The distinguished Senator from theScrabbled
I’m surprised I haven’t seen any ranting by anyone (John) about this, the Supreme Courts decision to eliminate campaign finance laws, effectively freeing corporations, business interests, and labor unions to spend unlimited amounts of money on politicians and political ads.
I think this could be good for us. What we need to do is get all of our money together, and put up our own candidate. We can start small, say, state senate or something. We’re a pretty savvy, and judging by our discourse on here, outspoken and, shall we say, direct bunch. I doubt many could stand to our biting attack ads and borderline slanderous accusations. Christina already has us covered from a “favorable” print angle. We could step up our plagiarist McSweeneys McSweeneys plagiarism campaign to get our Scrabbled search rating up. Then, once in office, our guy/girl could declare theScrabbled both a business and a tax exempt entity, and if that doesn’t benefit us, he/she could propose some sort of law that would make it do so.
Then, on to phase 2…
Comments
I’ll be honest with you, after the way things have netted out with the bank bailouts and the stimulus (or lack of an effective stimulus), and the healthcare debacle, with it seeming like the whole US government (with the exception of a small handful of senators and a small handful of representatives) going against popular sentiment and public will to do things that are detrimental to the people and favorable to corporations…..I’m not sure how this is going to be any different. I mean over the past year it’s been proven I think pretty heavily that both parties are more or less bought and sold by corporate america to do their bidding. So….what? This is going to make that WORSE? Hard to see how. So yeah, it sucks and it’s horrible but it’s pretty much making official what was already pretty obviously the case
No, I know. It’s bad. But my opinion is stated much better than I could in this article and this paragraph in particular:
http://www.salon.com/news/opinion/glenn_greenwald/2010/01/22/citizens_united/index.html
“I’m also quite skeptical of the apocalyptic claims about how this decision will radically transform and subvert our democracy by empowering corporate control over the political process. My skepticism is due to one principal fact: I really don’t see how things can get much worse in that regard. The reality is that our political institutions are already completely beholden to and controlled by large corporate interests (Dick Durbin: “banks own” the Congress). Corporations find endless ways to circumvent current restrictions — their armies of PACs, lobbyists, media control, and revolving-door rewards flood Washington and currently ensure their stranglehold — and while this decision will make things marginally worse, I can’t imagine how it could worsen fundamentally. All of the hand-wringing sounds to me like someone expressing serious worry that a new law in North Korea will make the country more tyrannical.

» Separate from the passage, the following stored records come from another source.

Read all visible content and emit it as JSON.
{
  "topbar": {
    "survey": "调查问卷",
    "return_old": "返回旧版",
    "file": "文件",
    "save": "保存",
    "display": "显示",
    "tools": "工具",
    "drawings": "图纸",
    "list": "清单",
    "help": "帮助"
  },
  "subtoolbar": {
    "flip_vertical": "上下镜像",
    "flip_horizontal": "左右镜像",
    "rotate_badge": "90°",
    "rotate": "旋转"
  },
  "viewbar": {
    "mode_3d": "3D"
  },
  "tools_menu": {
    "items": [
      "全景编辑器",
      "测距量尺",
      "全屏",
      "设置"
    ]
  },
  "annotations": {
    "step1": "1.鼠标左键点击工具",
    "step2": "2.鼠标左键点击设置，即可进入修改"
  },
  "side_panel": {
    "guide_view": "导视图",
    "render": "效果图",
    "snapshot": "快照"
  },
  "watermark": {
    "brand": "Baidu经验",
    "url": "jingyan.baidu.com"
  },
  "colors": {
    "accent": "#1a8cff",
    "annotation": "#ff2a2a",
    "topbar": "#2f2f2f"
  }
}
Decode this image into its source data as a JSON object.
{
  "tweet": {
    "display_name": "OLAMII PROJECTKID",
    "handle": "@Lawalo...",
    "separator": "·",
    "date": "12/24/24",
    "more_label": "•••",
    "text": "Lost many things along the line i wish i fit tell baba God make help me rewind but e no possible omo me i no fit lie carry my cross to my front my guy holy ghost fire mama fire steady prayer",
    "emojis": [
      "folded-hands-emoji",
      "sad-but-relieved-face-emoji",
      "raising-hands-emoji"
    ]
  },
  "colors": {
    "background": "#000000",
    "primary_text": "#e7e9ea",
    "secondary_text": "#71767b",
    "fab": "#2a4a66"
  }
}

There’s not much room for our corporatist political system to get more corporatist. Does anyone believe that the ability of corporations to influence our political process was meaningfully limited before yesterday’s issuance of this ruling?"
What’s been especially interesting to me is how this might pan out in the long run. I mean, Obama’s been vocally against it. And while Kev’s cynicism may turn out to be the ultimate truth of the matter, in the long-run, this could turn out to be a good thing as it forces a recently-populist congress to draft legislation to end this idea of corporate personhood once and for all. I mean, fact is, the Supreme Court decision was an interpretation of the law. It’s not worth getting into whether or not it was a correct interpretation because it’s easily remedied by drafting new laws. A number of senators in both parties are already crying foul. Who knows, we could see legislation by 2011. Whether the corporations they’re beholden to will have enough influence to neuter whatever legislation they come up with, however, is another thing entirely.

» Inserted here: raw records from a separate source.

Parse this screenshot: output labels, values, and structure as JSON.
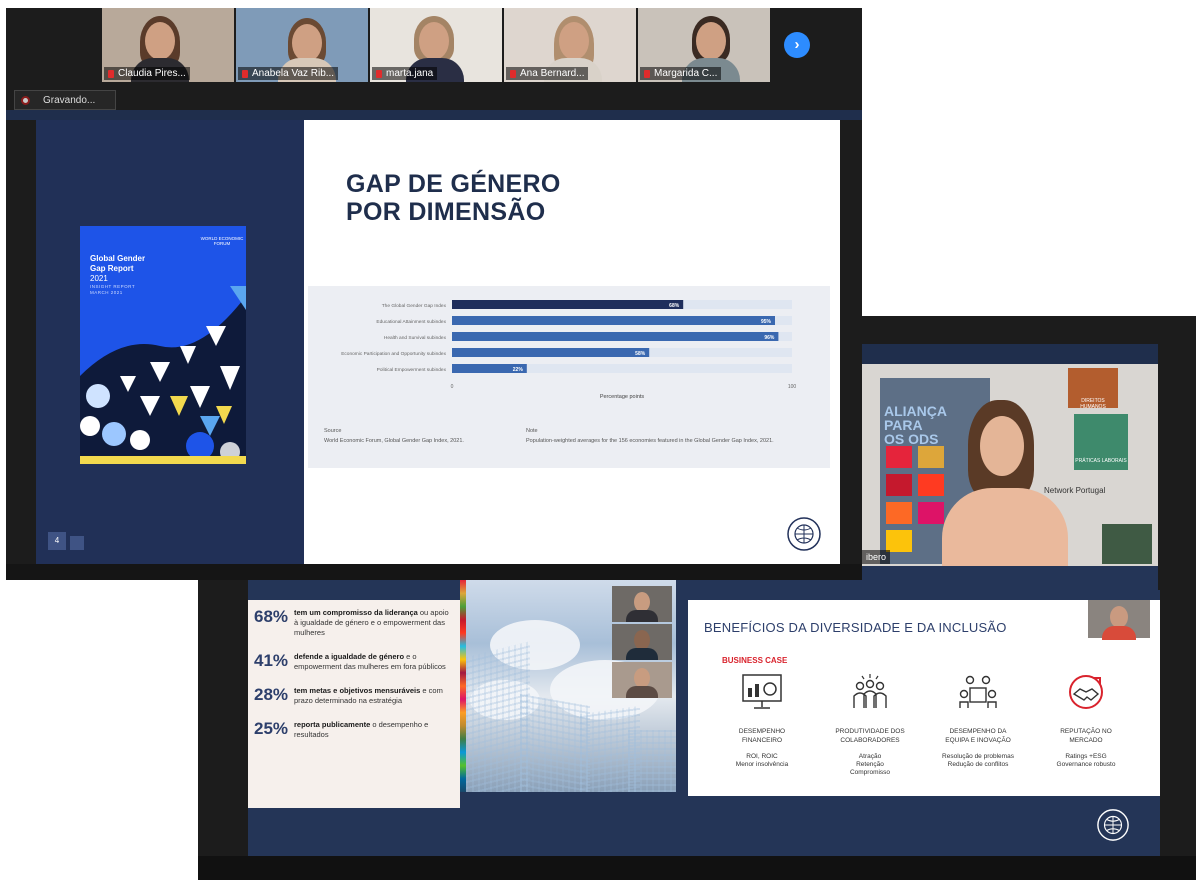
{
  "participants": [
    {
      "name": "Claudia Pires...",
      "bg": "#b8a99a",
      "torso": "#2c2b30",
      "hair": "#5a3b2a"
    },
    {
      "name": "Anabela Vaz Rib...",
      "bg": "#7f9bb8",
      "torso": "#d7c8b8",
      "hair": "#6b4a33"
    },
    {
      "name": "marta.jana",
      "bg": "#e8e4de",
      "torso": "#2a2e44",
      "hair": "#a48465"
    },
    {
      "name": "Ana Bernard...",
      "bg": "#ded6cf",
      "torso": "#d9d2c9",
      "hair": "#b08e6e"
    },
    {
      "name": "Margarida C...",
      "bg": "#c9c2ba",
      "torso": "#7b8a90",
      "hair": "#3a2a22"
    }
  ],
  "next_button": "›",
  "recording": {
    "label": "Gravando..."
  },
  "front_slide": {
    "title_line1": "GAP DE GÉNERO",
    "title_line2": "POR DIMENSÃO",
    "page_number": "4",
    "cover": {
      "wef": "WORLD ECONOMIC FORUM",
      "title_line1": "Global Gender",
      "title_line2": "Gap Report",
      "title_line3": "2021",
      "sub_line1": "INSIGHT REPORT",
      "sub_line2": "MARCH 2021"
    },
    "source_label": "Source",
    "source_text": "World Economic Forum, Global Gender Gap Index, 2021.",
    "note_label": "Note",
    "note_text": "Population-weighted averages for the 156 economies featured in the Global Gender Gap Index, 2021."
  },
  "chart_data": {
    "type": "bar",
    "orientation": "horizontal",
    "categories": [
      "The Global Gender Gap Index",
      "Educational Attainment subindex",
      "Health and Survival subindex",
      "Economic Participation and Opportunity subindex",
      "Political Empowerment subindex"
    ],
    "values": [
      68,
      95,
      96,
      58,
      22
    ],
    "value_labels": [
      "68%",
      "95%",
      "96%",
      "58%",
      "22%"
    ],
    "xlabel": "Percentage points",
    "xlim": [
      0,
      100
    ],
    "x_ticks": [
      "0",
      "100"
    ],
    "colors": {
      "highlight": "#1f2e5c",
      "bar": "#3a68b0",
      "track": "#dfe6f1"
    }
  },
  "back_slide": {
    "stats": [
      {
        "pct": "68%",
        "bold": "tem um compromisso da liderança",
        "rest": " ou apoio à igualdade de género e o empowerment das mulheres"
      },
      {
        "pct": "41%",
        "bold": "defende a igualdade de género",
        "rest": " e o empowerment das mulheres em fora públicos"
      },
      {
        "pct": "28%",
        "bold": "tem metas e objetivos mensuráveis",
        "rest": " e com prazo determinado na estratégia"
      },
      {
        "pct": "25%",
        "bold": "reporta publicamente",
        "rest": " o desempenho e resultados"
      }
    ],
    "benefits_title": "BENEFÍCIOS DA DIVERSIDADE E DA INCLUSÃO",
    "business_case": "BUSINESS CASE",
    "columns": [
      {
        "head1": "DESEMPENHO",
        "head2": "FINANCEIRO",
        "sub1": "ROI, ROIC",
        "sub2": "Menor insolvência",
        "sub3": ""
      },
      {
        "head1": "PRODUTIVIDADE DOS",
        "head2": "COLABORADORES",
        "sub1": "Atração",
        "sub2": "Retenção",
        "sub3": "Compromisso"
      },
      {
        "head1": "DESEMPENHO DA",
        "head2": "EQUIPA E INOVAÇÃO",
        "sub1": "Resolução de problemas",
        "sub2": "Redução de conflitos",
        "sub3": ""
      },
      {
        "head1": "REPUTAÇÃO NO",
        "head2": "MERCADO",
        "sub1": "Ratings +ESG",
        "sub2": "Governance robusto",
        "sub3": ""
      }
    ]
  },
  "webcam": {
    "name_tag": "ibero",
    "poster_line1": "ALIANÇA",
    "poster_line2": "PARA",
    "poster_line3": "OS ODS",
    "network": "Network Portugal",
    "sign1": "PRÁTICAS LABORAIS",
    "sign2": "DIREITOS HUMANOS"
  }
}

That said, I don’t think being so casually cynical does anyone any good.
John said:Very recent. Like the past two or three weeks. Nothing’s passed yet, but all the stuff coming out of Congress, speech wise, is crazy populist and a number of bills on the floor are totally-crazy-but-make-people-happy type of things.

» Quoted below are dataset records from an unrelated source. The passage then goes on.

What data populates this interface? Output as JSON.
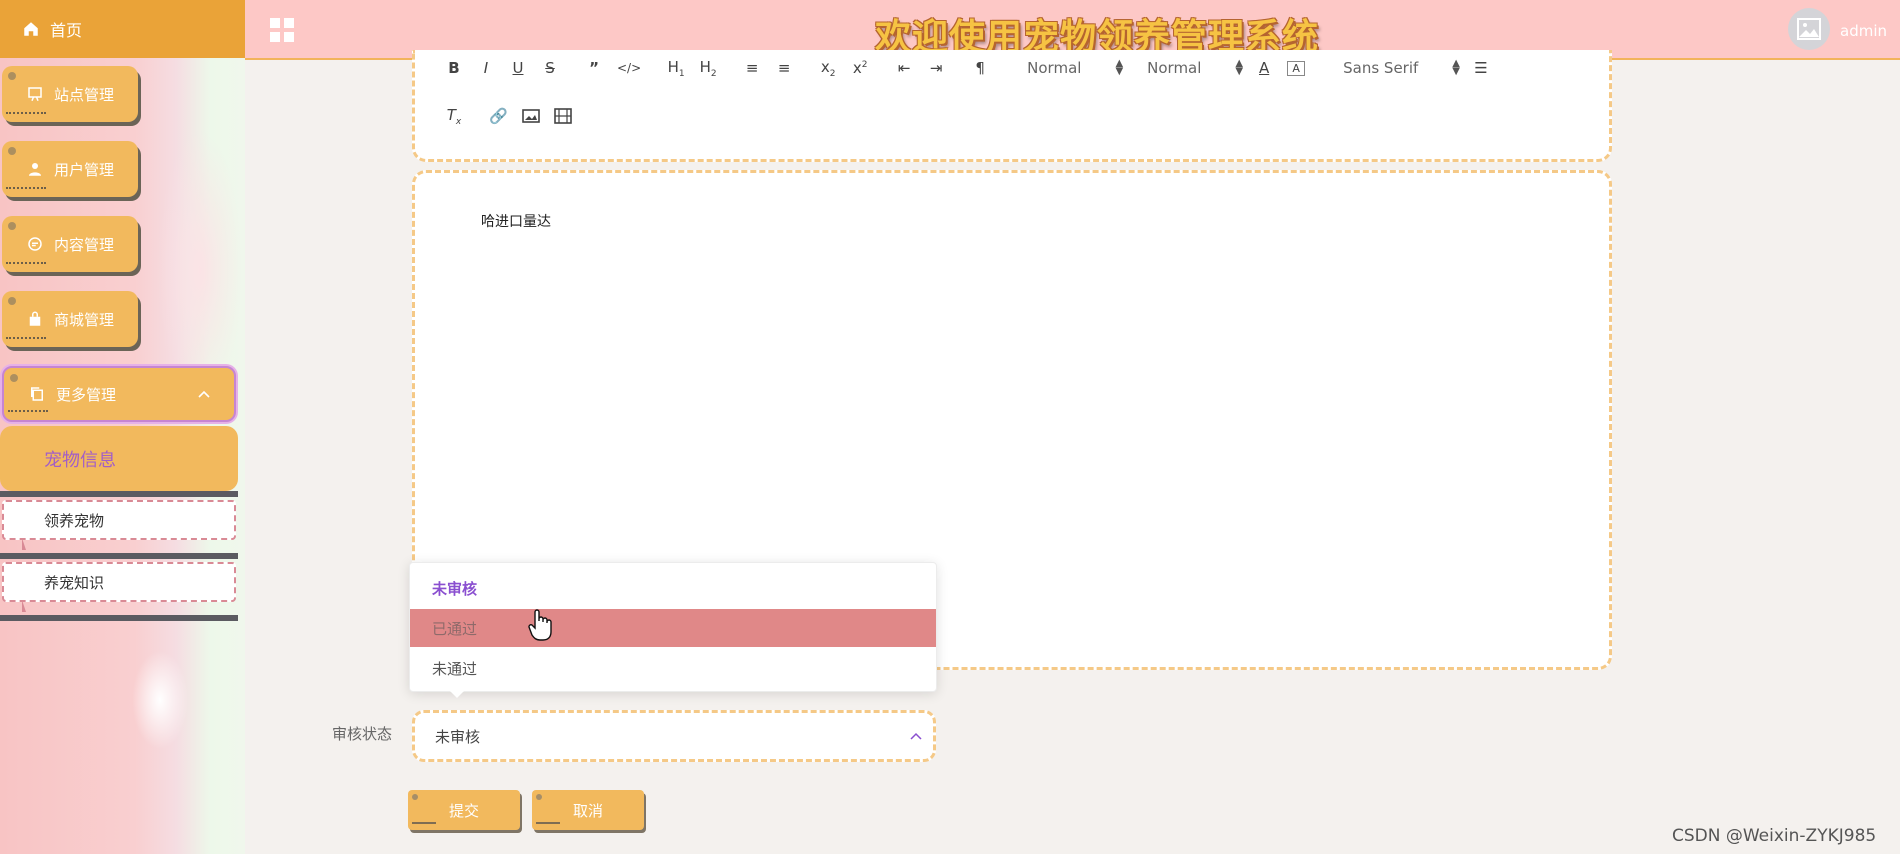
{
  "header": {
    "system_title": "欢迎使用宠物领养管理系统",
    "username": "admin"
  },
  "sidebar": {
    "home_label": "首页",
    "menu": [
      {
        "label": "站点管理",
        "icon": "monitor-icon"
      },
      {
        "label": "用户管理",
        "icon": "user-icon"
      },
      {
        "label": "内容管理",
        "icon": "message-icon"
      },
      {
        "label": "商城管理",
        "icon": "shopping-bag-icon"
      },
      {
        "label": "更多管理",
        "icon": "copy-icon",
        "expanded": true
      }
    ],
    "submenu_active": "宠物信息",
    "submenu": [
      "领养宠物",
      "养宠知识"
    ]
  },
  "editor": {
    "toolbar": {
      "header_select": "Normal",
      "size_select": "Normal",
      "font_select": "Sans Serif"
    },
    "content": "哈进口量达"
  },
  "form": {
    "status_label": "审核状态",
    "status_value": "未审核",
    "status_options": [
      "未审核",
      "已通过",
      "未通过"
    ],
    "hovered_option": "已通过",
    "submit_label": "提交",
    "cancel_label": "取消"
  },
  "watermark": "CSDN @Weixin-ZYKJ985",
  "colors": {
    "accent_orange": "#f2b95d",
    "header_pink": "#fdc8c6",
    "selected_option": "#8a4fd0",
    "hover_option": "#e08888"
  }
}
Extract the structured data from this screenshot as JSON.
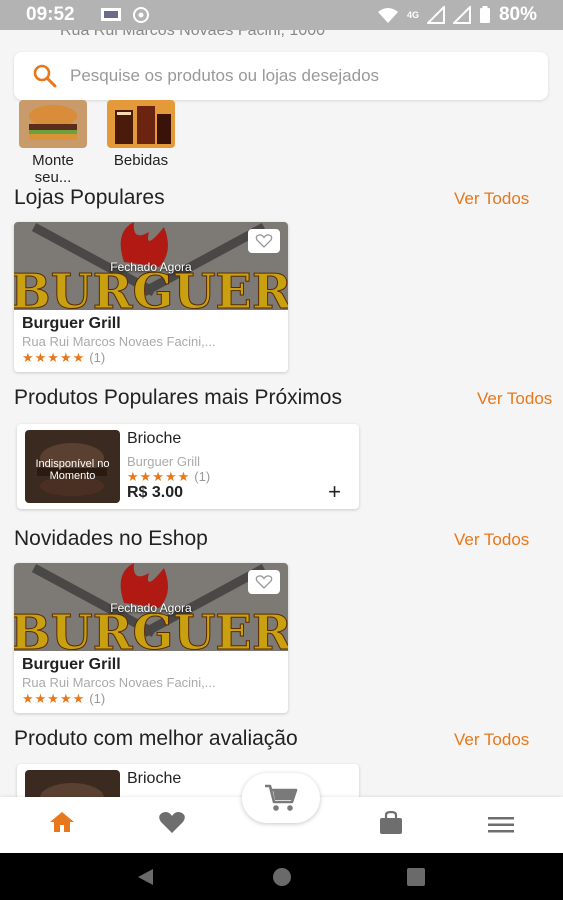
{
  "status": {
    "time": "09:52",
    "network": "4G",
    "battery": "80%"
  },
  "address": {
    "text": "Rua Rui Marcos Novaes Facini, 1000"
  },
  "search": {
    "placeholder": "Pesquise os produtos ou lojas desejados"
  },
  "categories": [
    {
      "label": "Monte seu...",
      "icon": "burger-image"
    },
    {
      "label": "Bebidas",
      "icon": "drinks-image"
    }
  ],
  "sections": {
    "popular_stores": {
      "title": "Lojas Populares",
      "see_all": "Ver Todos"
    },
    "popular_products": {
      "title": "Produtos Populares mais Próximos",
      "see_all": "Ver Todos"
    },
    "new_in_shop": {
      "title": "Novidades no Eshop",
      "see_all": "Ver Todos"
    },
    "top_rated": {
      "title": "Produto com melhor avaliação",
      "see_all": "Ver Todos"
    }
  },
  "store": {
    "name": "Burguer Grill",
    "address": "Rua Rui Marcos Novaes Facini,...",
    "status": "Fechado Agora",
    "logo_text": "BURGUER",
    "rating": 5,
    "stars": "★★★★★",
    "reviews": "(1)"
  },
  "product": {
    "name": "Brioche",
    "store": "Burguer Grill",
    "availability": "Indisponível no Momento",
    "stars": "★★★★★",
    "reviews": "(1)",
    "price": "R$ 3.00",
    "add_label": "+"
  },
  "nav": [
    "home-icon",
    "heart-icon",
    "cart-icon",
    "bag-icon",
    "menu-icon"
  ],
  "colors": {
    "accent": "#e8781b",
    "nav_active": "#e8781b",
    "nav_inactive": "#6e6e6e"
  }
}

Exactly. Like I said there are a handful of Senators and probably slightly more representatives who are genuinely populist and make great speeches and throw great proposals out there. But nothing is going to be done with any of them. They’re great speeches. They’re great ideas. But the vast majority of members of both bodies of government are more worried about not pissing off corporate donors and with adhering to the repeatedly disproven notion of “trickle down” economics. The fact that oppossing Ben Bernake’s renomination is a controversial stance says a lot about the state of play.